Un jeune homme de la ville de Gjilan a annoncé aujourd'hui qu'il avait quitté la Force de sécurité du Kosovo avec plusieurs autres personnes à cause de ses tatouages corporels. Gjilanasi Kihte a indiqué que sur son bras il a été écrit la poésie écrite par Bedri Ginaj, qu'il avait [...]
Gjilanasi Kihte a indiqué que de son côté est écrit la poésie écrite par Bedri Djiaj, qu'il avait tourné à l'attention du héros Agim Ramadani.

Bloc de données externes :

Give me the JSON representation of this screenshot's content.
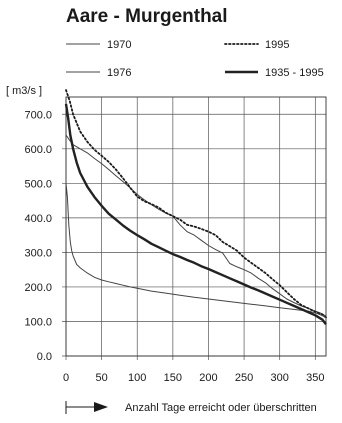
{
  "chart_data": {
    "type": "line",
    "title": "Aare - Murgenthal",
    "ylabel": "[ m3/s ]",
    "xlabel": "Anzahl Tage erreicht oder überschritten",
    "xlim": [
      0,
      365
    ],
    "ylim": [
      0,
      750
    ],
    "x_ticks": [
      "0",
      "50",
      "100",
      "150",
      "200",
      "250",
      "300",
      "350"
    ],
    "y_ticks": [
      "0.0",
      "100.0",
      "200.0",
      "300.0",
      "400.0",
      "500.0",
      "600.0",
      "700.0"
    ],
    "grid": true,
    "legend_position": "top",
    "series": [
      {
        "name": "1970",
        "style": "thin",
        "points": [
          [
            0,
            640
          ],
          [
            5,
            625
          ],
          [
            10,
            612
          ],
          [
            20,
            600
          ],
          [
            30,
            588
          ],
          [
            40,
            572
          ],
          [
            50,
            557
          ],
          [
            60,
            540
          ],
          [
            70,
            522
          ],
          [
            80,
            505
          ],
          [
            90,
            487
          ],
          [
            100,
            468
          ],
          [
            110,
            452
          ],
          [
            120,
            438
          ],
          [
            130,
            425
          ],
          [
            140,
            414
          ],
          [
            150,
            405
          ],
          [
            160,
            380
          ],
          [
            170,
            360
          ],
          [
            180,
            350
          ],
          [
            190,
            335
          ],
          [
            200,
            320
          ],
          [
            210,
            308
          ],
          [
            220,
            298
          ],
          [
            230,
            268
          ],
          [
            240,
            258
          ],
          [
            250,
            250
          ],
          [
            260,
            240
          ],
          [
            270,
            225
          ],
          [
            280,
            212
          ],
          [
            290,
            195
          ],
          [
            300,
            180
          ],
          [
            310,
            165
          ],
          [
            320,
            155
          ],
          [
            330,
            145
          ],
          [
            340,
            138
          ],
          [
            350,
            130
          ],
          [
            360,
            122
          ],
          [
            365,
            115
          ]
        ]
      },
      {
        "name": "1995",
        "style": "dotted",
        "points": [
          [
            0,
            770
          ],
          [
            5,
            740
          ],
          [
            10,
            700
          ],
          [
            20,
            650
          ],
          [
            30,
            620
          ],
          [
            40,
            597
          ],
          [
            50,
            580
          ],
          [
            60,
            562
          ],
          [
            70,
            540
          ],
          [
            80,
            515
          ],
          [
            90,
            488
          ],
          [
            100,
            462
          ],
          [
            110,
            448
          ],
          [
            120,
            440
          ],
          [
            130,
            430
          ],
          [
            140,
            415
          ],
          [
            150,
            405
          ],
          [
            160,
            395
          ],
          [
            170,
            380
          ],
          [
            180,
            375
          ],
          [
            190,
            368
          ],
          [
            200,
            360
          ],
          [
            210,
            350
          ],
          [
            220,
            330
          ],
          [
            230,
            318
          ],
          [
            240,
            305
          ],
          [
            250,
            285
          ],
          [
            260,
            270
          ],
          [
            270,
            255
          ],
          [
            280,
            240
          ],
          [
            290,
            222
          ],
          [
            300,
            205
          ],
          [
            310,
            185
          ],
          [
            320,
            165
          ],
          [
            330,
            148
          ],
          [
            340,
            138
          ],
          [
            350,
            128
          ],
          [
            360,
            120
          ],
          [
            365,
            112
          ]
        ]
      },
      {
        "name": "1976",
        "style": "thin",
        "points": [
          [
            0,
            500
          ],
          [
            2,
            460
          ],
          [
            4,
            380
          ],
          [
            6,
            330
          ],
          [
            8,
            305
          ],
          [
            10,
            290
          ],
          [
            15,
            265
          ],
          [
            20,
            255
          ],
          [
            30,
            240
          ],
          [
            40,
            228
          ],
          [
            50,
            220
          ],
          [
            60,
            215
          ],
          [
            70,
            210
          ],
          [
            80,
            205
          ],
          [
            90,
            200
          ],
          [
            100,
            196
          ],
          [
            120,
            188
          ],
          [
            140,
            182
          ],
          [
            160,
            176
          ],
          [
            180,
            170
          ],
          [
            200,
            165
          ],
          [
            220,
            160
          ],
          [
            240,
            155
          ],
          [
            260,
            150
          ],
          [
            280,
            145
          ],
          [
            300,
            140
          ],
          [
            320,
            135
          ],
          [
            340,
            130
          ],
          [
            350,
            125
          ],
          [
            360,
            117
          ],
          [
            365,
            110
          ]
        ]
      },
      {
        "name": "1935 - 1995",
        "style": "thick",
        "points": [
          [
            0,
            730
          ],
          [
            3,
            690
          ],
          [
            6,
            640
          ],
          [
            10,
            600
          ],
          [
            15,
            560
          ],
          [
            20,
            530
          ],
          [
            30,
            490
          ],
          [
            40,
            460
          ],
          [
            50,
            435
          ],
          [
            60,
            412
          ],
          [
            70,
            395
          ],
          [
            80,
            378
          ],
          [
            90,
            363
          ],
          [
            100,
            350
          ],
          [
            110,
            338
          ],
          [
            120,
            325
          ],
          [
            130,
            315
          ],
          [
            140,
            305
          ],
          [
            150,
            295
          ],
          [
            160,
            287
          ],
          [
            170,
            278
          ],
          [
            180,
            270
          ],
          [
            190,
            260
          ],
          [
            200,
            252
          ],
          [
            210,
            243
          ],
          [
            220,
            234
          ],
          [
            230,
            225
          ],
          [
            240,
            216
          ],
          [
            250,
            207
          ],
          [
            260,
            198
          ],
          [
            270,
            190
          ],
          [
            280,
            181
          ],
          [
            290,
            172
          ],
          [
            300,
            163
          ],
          [
            310,
            154
          ],
          [
            320,
            145
          ],
          [
            330,
            136
          ],
          [
            340,
            127
          ],
          [
            350,
            118
          ],
          [
            360,
            105
          ],
          [
            365,
            92
          ]
        ]
      }
    ]
  }
}
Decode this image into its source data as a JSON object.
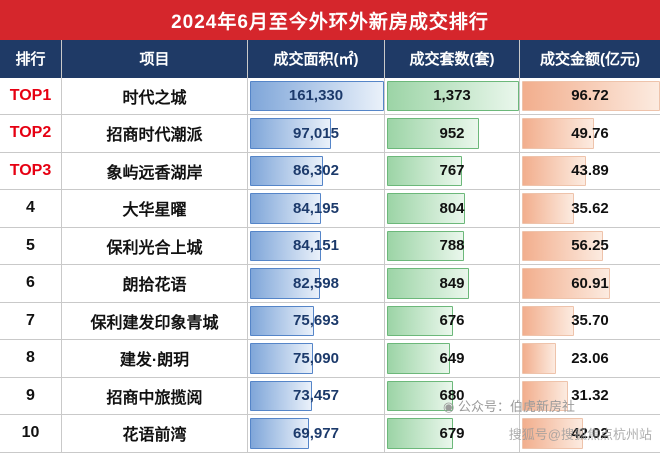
{
  "chart_data": {
    "type": "table",
    "title": "2024年6月至今外环外新房成交排行",
    "columns": [
      "排行",
      "项目",
      "成交面积(㎡)",
      "成交套数(套)",
      "成交金额(亿元)"
    ],
    "rows": [
      {
        "rank": "TOP1",
        "project": "时代之城",
        "area": "161,330",
        "units": "1,373",
        "amount": "96.72"
      },
      {
        "rank": "TOP2",
        "project": "招商时代潮派",
        "area": "97,015",
        "units": "952",
        "amount": "49.76"
      },
      {
        "rank": "TOP3",
        "project": "象屿远香湖岸",
        "area": "86,302",
        "units": "767",
        "amount": "43.89"
      },
      {
        "rank": "4",
        "project": "大华星曜",
        "area": "84,195",
        "units": "804",
        "amount": "35.62"
      },
      {
        "rank": "5",
        "project": "保利光合上城",
        "area": "84,151",
        "units": "788",
        "amount": "56.25"
      },
      {
        "rank": "6",
        "project": "朗拾花语",
        "area": "82,598",
        "units": "849",
        "amount": "60.91"
      },
      {
        "rank": "7",
        "project": "保利建发印象青城",
        "area": "75,693",
        "units": "676",
        "amount": "35.70"
      },
      {
        "rank": "8",
        "project": "建发·朗玥",
        "area": "75,090",
        "units": "649",
        "amount": "23.06"
      },
      {
        "rank": "9",
        "project": "招商中旅揽阅",
        "area": "73,457",
        "units": "680",
        "amount": "31.32"
      },
      {
        "rank": "10",
        "project": "花语前湾",
        "area": "69,977",
        "units": "679",
        "amount": "42.02"
      }
    ],
    "data_bars": {
      "area_max": 161330,
      "units_max": 1373,
      "amount_max": 96.72
    },
    "legend_position": "none",
    "grid": "table-lines"
  },
  "watermarks": {
    "wechat": "◉ 公众号：伯虎新房社",
    "sohu": "搜狐号@搜狐焦点杭州站"
  },
  "colors": {
    "title_bg": "#d5262c",
    "title_text": "#ffffff",
    "header_bg": "#1f3a66",
    "header_text": "#ffffff",
    "rank_top": "#e60012",
    "text_dark": "#111111",
    "area_text": "#1c3a6b",
    "bar_blue_start": "#7fa6d9",
    "bar_blue_end": "#eaf1fa",
    "bar_blue_border": "#5585c8",
    "bar_green_start": "#9cd4a6",
    "bar_green_end": "#eaf7ec",
    "bar_green_border": "#6cb87a",
    "bar_orange_start": "#f2ae8d",
    "bar_orange_end": "#fcebe0",
    "bar_orange_border": "#eec3ab",
    "grid_line": "#c9c9c9",
    "watermark": "#9b9b9b"
  }
}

À cet égard, le professeur de philosophie et ancien soldat de l'UCK, Blerim Latifi, disant que l'armée a des règles strictes mais que dans les cas avec le garçon de Gjilan devrait avoir une exception, puisque la poésie tatouée sur le bras du garçon de Gjilan est un symbole qui donne un sens à l'existence et aux intentions de l'armée.
Réponse complète:
Paradoxe albanais
Sur cette vieille photographie se trouve Bedri Djiaj et sa famille. Bedriu était de Mitrovica. C'était un enseignant et un patriote très cultivé. Elle a aussi écrit de la poésie.
En janvier 1945, il est arrêté par l'OZNA et torturé brutalement à la prison de Pristina. Avec le corps communiste, il a perdu ses carnets littéraires.
Un poème avec quatre versets survécut: Vos yeux s'épuiseraient si je stoppais votre liberté avec de la terre. Maudit soit mon sang s'ils tuent sans se battre. Des décennies plus tard, ce poème tourna le héros du CK d'U n Agim Ramadani, dont la chute à Kostunica fut l'incarnation complète de son message.
23 ans plus tard, une recrue du KSF est forcée de partir parce qu'il avait tatoué sur son bras ses poèmes. Naturellement, l'armée a des règles strictes, mais dans certains cas, les règles n'affectent pas l'éthique de certains symboles qui donnent un sens à son existence et à son but.